Dit is een site voor studenten van de Open Universiteit. Voordat je een vraag kunt stellen moet je even een account aanmaken (dit systeem is niet gekoppeld aan je OU studentnummer en wachtwoord).

Welkom bij het vraag- en antwoord systeem van de onderzoeks-practica van de studie psychologie bij de Open Universiteit.

Houd er, als je een vraag stelt, rekening mee dat je de richtlijnen volgt!

0 leuk 0 niet-leuks
In mijn onderzoek bestond een van de variabelen uit (getranscribeerde) reflecties van leerkrachten gecodeerd aan de hand van een coderingsschema. Omdat de transcripts die daarvoor gebruikt zijn enorm uiteenlopen in lengte  waren het aantal coderingen per transcript/ leerkrachten ook sterk uiteenlopend (Bijvoorbeeld een range van 2-84 , wat betekent dat de ene leerkracht 2 uitspraken deden die onder een bepaalde code vielen en de andere leerkracht 84 uitspraken deed). Ik heb daarom (op advies van mijn begeleider) de aantallen (codes per leerkracht) omgezet in een percentage. Aan de hand van deze percentages heb ik de Spearman Correlatie uitgevoerd. Mijn examinator vraagt om een referentie die deze manier van correlatie berekenen onderbouwd. Ik kan echter tot nu toe geen referentie vinden die dit onderbouwd. Kunnen jullie mij hiermee helpen?
in Methode door (140 punten)

2 Antwoorden

0 leuk 0 niet-leuks
Dit zou ik aan je begeleider vragen; die heeft tenslotte een reden om die methode te adviseren, dus daar is vast een bron bij. Die hoef jij niet opnieuw op te gaan zoeken.
door (77.8k punten)
0 leuk 0 niet-leuks

Ik schaar mij achter het advies van gjp: de begeleider is in de eerste plaats verantwoordelijk voor de analysekeuze en de ondersteuning daarbij.
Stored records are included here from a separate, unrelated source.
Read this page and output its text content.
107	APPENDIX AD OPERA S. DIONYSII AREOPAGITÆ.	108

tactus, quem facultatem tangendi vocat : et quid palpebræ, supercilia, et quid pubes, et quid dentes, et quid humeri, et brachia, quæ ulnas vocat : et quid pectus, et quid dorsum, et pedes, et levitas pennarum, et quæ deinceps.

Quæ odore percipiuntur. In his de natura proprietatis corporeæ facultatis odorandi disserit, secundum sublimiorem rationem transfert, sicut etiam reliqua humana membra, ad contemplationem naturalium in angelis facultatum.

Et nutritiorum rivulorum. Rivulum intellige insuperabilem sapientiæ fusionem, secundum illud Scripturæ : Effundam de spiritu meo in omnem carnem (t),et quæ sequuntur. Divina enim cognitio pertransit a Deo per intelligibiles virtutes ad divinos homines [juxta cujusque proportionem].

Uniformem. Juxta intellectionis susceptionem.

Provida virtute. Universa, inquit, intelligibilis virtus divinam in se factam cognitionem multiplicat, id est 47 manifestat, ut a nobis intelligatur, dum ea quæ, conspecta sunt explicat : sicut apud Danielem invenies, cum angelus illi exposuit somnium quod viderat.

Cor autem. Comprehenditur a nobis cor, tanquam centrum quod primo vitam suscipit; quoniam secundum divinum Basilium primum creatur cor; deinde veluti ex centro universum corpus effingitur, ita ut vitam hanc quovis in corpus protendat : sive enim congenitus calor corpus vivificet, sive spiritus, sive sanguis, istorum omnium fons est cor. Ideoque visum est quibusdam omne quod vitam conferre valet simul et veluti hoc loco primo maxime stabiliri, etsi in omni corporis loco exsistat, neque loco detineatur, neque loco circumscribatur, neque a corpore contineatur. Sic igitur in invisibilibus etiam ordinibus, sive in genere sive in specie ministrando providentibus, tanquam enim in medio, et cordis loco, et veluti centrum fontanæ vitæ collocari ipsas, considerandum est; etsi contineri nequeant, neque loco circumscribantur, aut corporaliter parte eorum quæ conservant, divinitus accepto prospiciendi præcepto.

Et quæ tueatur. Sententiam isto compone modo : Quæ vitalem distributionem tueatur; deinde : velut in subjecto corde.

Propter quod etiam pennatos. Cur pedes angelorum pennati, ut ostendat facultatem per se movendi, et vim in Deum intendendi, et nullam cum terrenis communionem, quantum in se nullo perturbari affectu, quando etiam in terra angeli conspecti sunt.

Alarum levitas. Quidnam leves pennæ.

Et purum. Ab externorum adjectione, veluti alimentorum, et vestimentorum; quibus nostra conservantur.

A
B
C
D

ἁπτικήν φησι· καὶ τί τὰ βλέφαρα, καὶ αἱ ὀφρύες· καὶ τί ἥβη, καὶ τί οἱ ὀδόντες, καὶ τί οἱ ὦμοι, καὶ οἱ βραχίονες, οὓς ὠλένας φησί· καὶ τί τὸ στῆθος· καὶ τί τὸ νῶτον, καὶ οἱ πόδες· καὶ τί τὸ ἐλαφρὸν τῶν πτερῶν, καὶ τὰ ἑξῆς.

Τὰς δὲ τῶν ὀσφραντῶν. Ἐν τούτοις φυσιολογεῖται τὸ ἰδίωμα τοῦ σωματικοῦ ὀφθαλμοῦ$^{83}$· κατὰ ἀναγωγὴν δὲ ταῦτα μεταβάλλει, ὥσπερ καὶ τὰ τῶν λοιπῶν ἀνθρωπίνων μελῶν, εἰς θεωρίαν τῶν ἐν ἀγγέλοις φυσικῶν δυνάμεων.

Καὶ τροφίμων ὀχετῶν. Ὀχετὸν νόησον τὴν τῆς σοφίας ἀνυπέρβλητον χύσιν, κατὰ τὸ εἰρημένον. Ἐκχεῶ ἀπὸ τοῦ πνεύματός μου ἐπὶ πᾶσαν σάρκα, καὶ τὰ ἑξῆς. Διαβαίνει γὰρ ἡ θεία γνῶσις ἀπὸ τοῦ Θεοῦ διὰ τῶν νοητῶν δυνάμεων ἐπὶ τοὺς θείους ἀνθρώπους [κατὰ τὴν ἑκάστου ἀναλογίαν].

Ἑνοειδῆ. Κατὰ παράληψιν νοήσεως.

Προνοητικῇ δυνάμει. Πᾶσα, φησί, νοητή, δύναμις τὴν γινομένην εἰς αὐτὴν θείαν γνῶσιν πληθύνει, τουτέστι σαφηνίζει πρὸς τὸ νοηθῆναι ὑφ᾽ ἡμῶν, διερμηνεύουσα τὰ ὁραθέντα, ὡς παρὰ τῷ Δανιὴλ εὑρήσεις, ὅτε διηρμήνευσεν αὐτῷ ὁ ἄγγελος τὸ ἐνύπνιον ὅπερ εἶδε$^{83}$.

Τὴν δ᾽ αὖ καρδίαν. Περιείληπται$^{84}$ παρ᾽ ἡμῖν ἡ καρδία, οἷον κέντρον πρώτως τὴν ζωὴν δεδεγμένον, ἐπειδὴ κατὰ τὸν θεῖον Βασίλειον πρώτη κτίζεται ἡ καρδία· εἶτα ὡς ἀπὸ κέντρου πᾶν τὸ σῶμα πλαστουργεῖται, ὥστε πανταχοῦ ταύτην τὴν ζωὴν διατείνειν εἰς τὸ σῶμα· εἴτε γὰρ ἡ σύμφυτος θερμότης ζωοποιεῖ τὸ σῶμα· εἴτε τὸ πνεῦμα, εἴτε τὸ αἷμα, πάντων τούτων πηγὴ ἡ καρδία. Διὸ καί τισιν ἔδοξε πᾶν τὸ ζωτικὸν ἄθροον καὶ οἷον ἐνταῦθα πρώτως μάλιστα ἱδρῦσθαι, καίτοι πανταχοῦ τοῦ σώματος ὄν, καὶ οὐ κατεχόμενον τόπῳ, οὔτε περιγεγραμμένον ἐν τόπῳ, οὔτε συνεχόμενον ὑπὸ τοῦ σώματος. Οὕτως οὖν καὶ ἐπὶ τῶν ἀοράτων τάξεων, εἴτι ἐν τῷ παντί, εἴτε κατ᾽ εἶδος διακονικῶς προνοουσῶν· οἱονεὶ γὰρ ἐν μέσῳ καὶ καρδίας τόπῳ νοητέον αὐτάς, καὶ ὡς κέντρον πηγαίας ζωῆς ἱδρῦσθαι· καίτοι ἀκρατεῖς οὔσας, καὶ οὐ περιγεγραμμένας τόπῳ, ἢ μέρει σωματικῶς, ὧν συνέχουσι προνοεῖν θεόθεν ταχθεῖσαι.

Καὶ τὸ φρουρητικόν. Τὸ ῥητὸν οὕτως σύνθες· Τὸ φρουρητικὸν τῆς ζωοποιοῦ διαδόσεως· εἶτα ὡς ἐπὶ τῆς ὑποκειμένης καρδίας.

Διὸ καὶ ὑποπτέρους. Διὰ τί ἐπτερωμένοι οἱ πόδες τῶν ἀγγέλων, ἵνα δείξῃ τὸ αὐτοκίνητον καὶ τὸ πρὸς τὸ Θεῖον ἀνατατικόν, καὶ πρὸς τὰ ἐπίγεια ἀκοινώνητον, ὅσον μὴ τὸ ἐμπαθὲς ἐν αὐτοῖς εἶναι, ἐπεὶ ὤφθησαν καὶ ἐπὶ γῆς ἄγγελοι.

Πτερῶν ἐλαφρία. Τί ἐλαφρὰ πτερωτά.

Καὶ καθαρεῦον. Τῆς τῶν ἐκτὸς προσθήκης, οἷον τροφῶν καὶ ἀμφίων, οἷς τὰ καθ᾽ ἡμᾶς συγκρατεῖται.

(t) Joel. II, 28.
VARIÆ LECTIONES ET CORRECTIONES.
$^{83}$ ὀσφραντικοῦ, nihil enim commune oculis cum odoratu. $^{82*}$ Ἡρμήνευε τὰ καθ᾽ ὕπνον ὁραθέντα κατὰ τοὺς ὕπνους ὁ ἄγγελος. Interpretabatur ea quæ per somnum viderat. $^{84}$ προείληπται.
Misschien wel handig om op zak te hebben:

Er zijn uiteinlopende methoden om de overeenkomst tussen beoordelaars vast te stellen. Wat je in de vraag beschrijft is iets dat vaak een 'interbeoordelaarsbetrouwbaarheid' genoemd wordt. Hoe deze getoetst wordt hangt af van het type data (meetniveau), maar ook van de specificiteit van de hypothese.

Als bijvoorbeeld exacte overeenkomst noodzakelijk is. Bijvoorbeeld of een specifiek gedrag dezelfde beoordeling krijgt, of dat meerdere beoordelaars exact even vaak een bepaald gedrag observeren, dan zijn de kappa maten geschikt. Bij twee beoordelaars bijvoorbeeld de Cohen's kappa

Als de vraag minder precies is, en de vraag is meer of er een voldoende overeenkomst is, dan zijn de kappamaten ongeschikt, en kun je beter naar correlaties kijken. Hier is het meetniveau leidend. Als de schaal interval of ratio is, dan is een pearson correlatie in de regel de juiste maat. Bij ordinale data kendall's tau of spearman's rho. Denk dus goed na over het meetniveau van je data als je leerkrachten laat turven hoe vaak iets zich voor lijkt te doen.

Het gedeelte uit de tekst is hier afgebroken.